Por otro lado, se resalta la participación de más países en ejercicios de este tipo, cosa que merece su importancia dentro de esta situación de crisis económica global en la cual casi todos los departamentos gubernamentales están sufriendo recortes más o menos acusados. El hecho de que haya cada vez más países que crean nuevos ejercicios de ciberseguridad o participan conjuntamente en aquellos promovidos por otros países nos deja clara la conciencia que se está tomando ante estas amenazas.
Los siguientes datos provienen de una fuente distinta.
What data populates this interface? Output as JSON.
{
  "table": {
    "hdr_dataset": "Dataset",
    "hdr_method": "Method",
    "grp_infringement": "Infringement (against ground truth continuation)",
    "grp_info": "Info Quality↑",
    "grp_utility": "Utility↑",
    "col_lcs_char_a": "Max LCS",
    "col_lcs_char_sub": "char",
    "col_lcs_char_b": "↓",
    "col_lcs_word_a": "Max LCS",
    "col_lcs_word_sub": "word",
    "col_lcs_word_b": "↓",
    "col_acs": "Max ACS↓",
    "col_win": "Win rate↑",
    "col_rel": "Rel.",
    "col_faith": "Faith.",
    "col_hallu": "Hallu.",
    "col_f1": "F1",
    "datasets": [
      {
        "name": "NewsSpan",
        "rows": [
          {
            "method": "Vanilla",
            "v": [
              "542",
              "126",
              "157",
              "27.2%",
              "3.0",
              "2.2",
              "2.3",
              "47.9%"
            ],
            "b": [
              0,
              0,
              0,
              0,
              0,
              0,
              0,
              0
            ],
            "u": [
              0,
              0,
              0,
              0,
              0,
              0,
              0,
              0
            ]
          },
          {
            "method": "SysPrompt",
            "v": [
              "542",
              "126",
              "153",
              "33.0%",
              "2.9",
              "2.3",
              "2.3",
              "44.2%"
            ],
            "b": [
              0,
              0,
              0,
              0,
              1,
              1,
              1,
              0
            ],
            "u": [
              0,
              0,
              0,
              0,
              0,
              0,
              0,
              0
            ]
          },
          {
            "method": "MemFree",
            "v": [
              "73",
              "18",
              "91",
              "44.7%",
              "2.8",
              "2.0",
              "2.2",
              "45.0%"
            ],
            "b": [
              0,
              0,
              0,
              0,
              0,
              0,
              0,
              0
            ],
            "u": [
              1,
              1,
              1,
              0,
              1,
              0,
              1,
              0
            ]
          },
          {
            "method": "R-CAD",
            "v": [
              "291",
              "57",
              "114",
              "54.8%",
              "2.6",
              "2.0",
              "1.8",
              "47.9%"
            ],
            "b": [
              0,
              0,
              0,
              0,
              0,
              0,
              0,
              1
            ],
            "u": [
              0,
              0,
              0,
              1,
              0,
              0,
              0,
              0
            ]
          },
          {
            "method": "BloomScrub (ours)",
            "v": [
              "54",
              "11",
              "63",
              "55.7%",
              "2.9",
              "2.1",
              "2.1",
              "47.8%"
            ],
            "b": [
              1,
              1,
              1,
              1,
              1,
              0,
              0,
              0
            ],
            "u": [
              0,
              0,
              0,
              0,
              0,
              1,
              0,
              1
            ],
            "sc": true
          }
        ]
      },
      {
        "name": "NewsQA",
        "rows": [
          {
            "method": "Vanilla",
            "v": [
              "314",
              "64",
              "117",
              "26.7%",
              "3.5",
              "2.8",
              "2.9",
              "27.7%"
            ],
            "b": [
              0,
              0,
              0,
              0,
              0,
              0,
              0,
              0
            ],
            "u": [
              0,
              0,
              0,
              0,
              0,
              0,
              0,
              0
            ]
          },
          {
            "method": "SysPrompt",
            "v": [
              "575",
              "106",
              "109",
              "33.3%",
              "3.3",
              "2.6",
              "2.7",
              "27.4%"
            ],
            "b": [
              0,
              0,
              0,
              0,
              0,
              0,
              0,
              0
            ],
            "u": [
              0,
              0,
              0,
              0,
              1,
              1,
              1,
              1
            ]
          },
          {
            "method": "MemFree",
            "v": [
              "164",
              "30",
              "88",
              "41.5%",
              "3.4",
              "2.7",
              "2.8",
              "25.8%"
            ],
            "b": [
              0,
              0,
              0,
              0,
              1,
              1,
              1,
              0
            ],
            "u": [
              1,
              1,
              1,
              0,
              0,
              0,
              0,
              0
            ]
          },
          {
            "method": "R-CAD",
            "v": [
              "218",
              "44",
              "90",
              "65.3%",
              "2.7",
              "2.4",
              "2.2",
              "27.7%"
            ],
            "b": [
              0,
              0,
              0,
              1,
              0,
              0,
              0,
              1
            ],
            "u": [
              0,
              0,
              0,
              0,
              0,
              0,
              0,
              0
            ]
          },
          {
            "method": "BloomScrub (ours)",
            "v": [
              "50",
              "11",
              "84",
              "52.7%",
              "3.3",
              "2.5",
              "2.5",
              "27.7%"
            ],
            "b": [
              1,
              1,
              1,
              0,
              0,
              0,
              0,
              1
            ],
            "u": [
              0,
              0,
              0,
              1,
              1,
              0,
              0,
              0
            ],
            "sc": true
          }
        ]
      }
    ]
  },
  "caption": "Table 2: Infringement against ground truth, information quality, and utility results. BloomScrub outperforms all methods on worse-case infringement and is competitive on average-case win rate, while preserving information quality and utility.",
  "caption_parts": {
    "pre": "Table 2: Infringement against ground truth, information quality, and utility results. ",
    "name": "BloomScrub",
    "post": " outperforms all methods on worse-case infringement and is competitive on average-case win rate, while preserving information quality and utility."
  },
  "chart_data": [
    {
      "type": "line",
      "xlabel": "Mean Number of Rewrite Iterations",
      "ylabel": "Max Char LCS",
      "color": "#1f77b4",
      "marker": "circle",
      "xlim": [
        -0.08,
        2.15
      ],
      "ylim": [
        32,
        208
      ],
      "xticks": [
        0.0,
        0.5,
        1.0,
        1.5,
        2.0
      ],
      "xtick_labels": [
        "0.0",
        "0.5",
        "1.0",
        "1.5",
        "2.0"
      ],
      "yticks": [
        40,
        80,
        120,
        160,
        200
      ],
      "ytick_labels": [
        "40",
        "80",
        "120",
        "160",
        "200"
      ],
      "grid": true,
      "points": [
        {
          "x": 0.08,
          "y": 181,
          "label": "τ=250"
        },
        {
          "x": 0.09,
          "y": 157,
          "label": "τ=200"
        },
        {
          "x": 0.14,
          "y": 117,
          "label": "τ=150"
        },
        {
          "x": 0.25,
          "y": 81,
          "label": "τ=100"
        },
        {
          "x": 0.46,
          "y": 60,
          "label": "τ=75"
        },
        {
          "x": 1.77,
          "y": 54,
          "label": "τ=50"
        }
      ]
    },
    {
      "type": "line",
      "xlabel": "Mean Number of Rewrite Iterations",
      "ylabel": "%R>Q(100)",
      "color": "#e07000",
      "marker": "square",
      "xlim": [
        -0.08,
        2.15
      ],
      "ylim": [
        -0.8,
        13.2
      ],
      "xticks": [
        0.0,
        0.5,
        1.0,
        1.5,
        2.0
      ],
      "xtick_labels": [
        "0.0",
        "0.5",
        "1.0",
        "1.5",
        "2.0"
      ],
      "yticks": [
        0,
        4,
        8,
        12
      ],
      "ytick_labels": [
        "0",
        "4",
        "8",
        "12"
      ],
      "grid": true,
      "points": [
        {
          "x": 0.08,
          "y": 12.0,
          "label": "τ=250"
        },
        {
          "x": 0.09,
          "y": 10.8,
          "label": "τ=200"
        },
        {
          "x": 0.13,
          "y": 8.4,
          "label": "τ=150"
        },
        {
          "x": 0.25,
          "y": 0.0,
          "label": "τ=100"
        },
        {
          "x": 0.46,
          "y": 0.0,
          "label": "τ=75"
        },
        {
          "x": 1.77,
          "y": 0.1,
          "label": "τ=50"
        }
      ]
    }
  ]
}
Muchas veces sólo es necesaria una o dos jornadas para plantear una o varias situaciones ante las que actuar o debatir las mejores acciones a fin de organizarse y que cada actor sepa su cometido y cómo llevarlo a cabo (el informe recoge la duración media de estos ejercicios). Aunque la preparación seguro que llevará varias semanas, el coste de organizar un evento de este tipo debería ser suficientemente asequible para realizarse periódiamente y sin interrumpir la actividad diaria que realizan los equipos participantes. Por este motivo creo que es necesario que cada Centro o Departamento de Seguridad (o el nombre y estructura dentro de la organización que tome) de empresas y organismos con determinado tamaño invierta tiempo y esfuerzo en organizar este tipo de ejercicios con el fin de conocer su capacidad de respuesta y saber cómo actuar cuando esto ocurra, porque seguro que en algún momento ocurrirá. Se dice que las empresas que tienen mínimamente una vinculación con Internet se dividen en dos tipos: las que han sido atacadas y conocen la importancia de los Centros de Seguridad, y las que aún no han sido atacadas (o lo han sido pero no lo saben), pero deben estar preparadas para cuando esto ocurra a fin de minimizar el impacto de un ataque en su negocio.
Por último, el informe destaca la necesidad de contar con herramientas de gestión y simulación de estos ejercicios que mejorarían la preparación y reducirían su coste, permitiendo una mayor colaboración entre los organismos y asegurando una mayor calidad de las lecciones aprendidas, además de unificar tanto los ejercicios como los procedimientos finales. Se podría proponer un estándar (no conozco que exista alguno), al estilo de OWASP para la auditoría web, donde se recojan diferentes escenarios y unas acciones que las organizaciones tomaríamos de referencia, las que se quisieran tratar en cada momento, para desarrollar los procedimientos y ponerlos en práctica.